Trying to recover from trauma involves finding a support network. That's something I've never had. I've gone through life pretty much on my own and every achievement Ive gained has been a hollow one because the warmth of friendship is something Ive never had.

I have a home, a degree and no financial issues. I'm single (not through choice) and have total freedom.

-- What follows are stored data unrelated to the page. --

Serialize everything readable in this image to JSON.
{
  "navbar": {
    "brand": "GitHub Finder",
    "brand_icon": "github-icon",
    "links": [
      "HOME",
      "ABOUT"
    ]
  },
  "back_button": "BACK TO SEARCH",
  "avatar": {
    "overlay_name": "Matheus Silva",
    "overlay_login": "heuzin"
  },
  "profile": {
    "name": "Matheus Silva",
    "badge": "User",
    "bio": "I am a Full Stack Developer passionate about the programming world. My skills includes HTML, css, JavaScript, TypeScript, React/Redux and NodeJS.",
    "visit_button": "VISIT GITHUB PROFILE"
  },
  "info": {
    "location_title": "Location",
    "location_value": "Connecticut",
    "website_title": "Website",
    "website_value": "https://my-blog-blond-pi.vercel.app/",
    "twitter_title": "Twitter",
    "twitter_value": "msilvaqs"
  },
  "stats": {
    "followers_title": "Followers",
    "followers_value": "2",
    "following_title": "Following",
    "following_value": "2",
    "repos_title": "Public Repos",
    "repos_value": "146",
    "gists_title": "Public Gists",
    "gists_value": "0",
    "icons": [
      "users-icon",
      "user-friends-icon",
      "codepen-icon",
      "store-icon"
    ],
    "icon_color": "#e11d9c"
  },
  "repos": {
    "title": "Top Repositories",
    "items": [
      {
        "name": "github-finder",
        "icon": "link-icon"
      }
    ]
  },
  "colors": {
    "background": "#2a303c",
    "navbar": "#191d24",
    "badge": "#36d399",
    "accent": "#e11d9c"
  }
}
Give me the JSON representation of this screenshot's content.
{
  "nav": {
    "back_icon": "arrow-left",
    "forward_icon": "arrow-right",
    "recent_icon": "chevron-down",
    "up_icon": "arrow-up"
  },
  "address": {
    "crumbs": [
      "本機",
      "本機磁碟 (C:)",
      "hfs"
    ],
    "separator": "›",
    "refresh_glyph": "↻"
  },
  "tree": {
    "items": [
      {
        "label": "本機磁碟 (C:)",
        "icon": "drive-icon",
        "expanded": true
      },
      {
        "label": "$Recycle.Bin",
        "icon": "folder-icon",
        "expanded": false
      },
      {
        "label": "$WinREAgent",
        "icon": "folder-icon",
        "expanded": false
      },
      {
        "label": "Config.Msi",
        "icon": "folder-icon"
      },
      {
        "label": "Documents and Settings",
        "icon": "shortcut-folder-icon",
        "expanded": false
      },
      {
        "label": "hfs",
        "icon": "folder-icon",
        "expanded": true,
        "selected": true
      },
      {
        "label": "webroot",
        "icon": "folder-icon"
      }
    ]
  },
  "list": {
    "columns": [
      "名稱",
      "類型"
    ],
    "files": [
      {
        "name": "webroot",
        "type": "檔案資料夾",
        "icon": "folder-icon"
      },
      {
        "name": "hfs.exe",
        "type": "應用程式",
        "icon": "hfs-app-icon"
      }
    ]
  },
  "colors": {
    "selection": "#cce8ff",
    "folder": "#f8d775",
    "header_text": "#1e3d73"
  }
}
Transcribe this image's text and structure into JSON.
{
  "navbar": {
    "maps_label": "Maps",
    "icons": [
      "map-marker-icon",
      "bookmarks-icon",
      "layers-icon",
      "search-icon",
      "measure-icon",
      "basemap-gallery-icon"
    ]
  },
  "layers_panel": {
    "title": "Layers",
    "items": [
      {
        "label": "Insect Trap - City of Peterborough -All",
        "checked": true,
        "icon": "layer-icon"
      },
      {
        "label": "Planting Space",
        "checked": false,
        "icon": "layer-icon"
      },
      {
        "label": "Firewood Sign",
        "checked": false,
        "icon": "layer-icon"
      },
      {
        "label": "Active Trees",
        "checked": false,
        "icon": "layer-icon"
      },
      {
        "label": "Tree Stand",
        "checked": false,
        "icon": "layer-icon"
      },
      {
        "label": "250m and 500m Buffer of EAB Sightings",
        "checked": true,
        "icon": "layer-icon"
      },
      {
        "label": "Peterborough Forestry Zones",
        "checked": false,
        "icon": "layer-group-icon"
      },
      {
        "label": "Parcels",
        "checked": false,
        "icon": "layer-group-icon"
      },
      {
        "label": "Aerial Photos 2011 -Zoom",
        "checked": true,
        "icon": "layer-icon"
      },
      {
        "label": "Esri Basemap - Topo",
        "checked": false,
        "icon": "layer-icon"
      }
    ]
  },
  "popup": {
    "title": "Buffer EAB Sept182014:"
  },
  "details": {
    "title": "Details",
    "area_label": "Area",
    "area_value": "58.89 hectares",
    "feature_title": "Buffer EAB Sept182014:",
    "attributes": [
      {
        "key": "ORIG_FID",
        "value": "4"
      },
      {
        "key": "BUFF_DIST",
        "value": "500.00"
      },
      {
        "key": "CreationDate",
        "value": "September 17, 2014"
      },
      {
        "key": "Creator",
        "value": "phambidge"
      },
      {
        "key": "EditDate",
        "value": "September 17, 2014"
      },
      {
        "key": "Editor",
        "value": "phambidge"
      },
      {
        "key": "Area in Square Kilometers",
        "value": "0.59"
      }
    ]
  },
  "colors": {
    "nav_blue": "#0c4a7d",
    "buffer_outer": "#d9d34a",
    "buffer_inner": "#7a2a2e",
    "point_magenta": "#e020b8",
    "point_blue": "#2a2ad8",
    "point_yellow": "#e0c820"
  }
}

Many would say "man i wish my life was like yours" and I would say "the life I have is a lonely one"

My loneliness cripples me emotionally and I have fallen into the trap again and again of latching on to anyone that has shown me even a modicum of sympathy and I've misread signals over and over again

I've lost count of the number of times I've been lectured into how to behave and i shudder at the treatment I got so much so that I'm a nervous wreck every time I'm out of the house or communicate even online posting like this scares the shit out of me.

Ive come to the realisation that there are very few people in this world for me (family) and that the world is a f*cking awful place so I have decided to plough through lfie the best I can and make things bearable.

As I said I don't know if anyone will relate to this but I just wanted to get it off my chest.
 
Ive come to the realisation that there are very few people in this world for me (family) and that the world is a f*cking awful place so I have decided to plough through lfie the best I can and make things bearable.
i relate loud and clear, imbroglio, though i have been married more than half my 71 years. i tend to feel more lonely in a crowd than i do when i am alone.
Trying to recover from trauma involves finding a support network.
this realization was my turning point. healing began when i stopped trying to climb a lifeline which was attached only to my own belt and/or expecting family to serve as therapists.
 
i relate loud and clear, imbroglio, though i have been married more than half my 71 years. i tend to feel more lonely in a crowd than i do when i am alone.

this realization was my turning point. healing began when i stopped trying to climb a lifeline which was attached only to my own belt and/or expecting family to serve as therapists.

I think I understand. Don't rely on people who either can't understand or aren't bothered.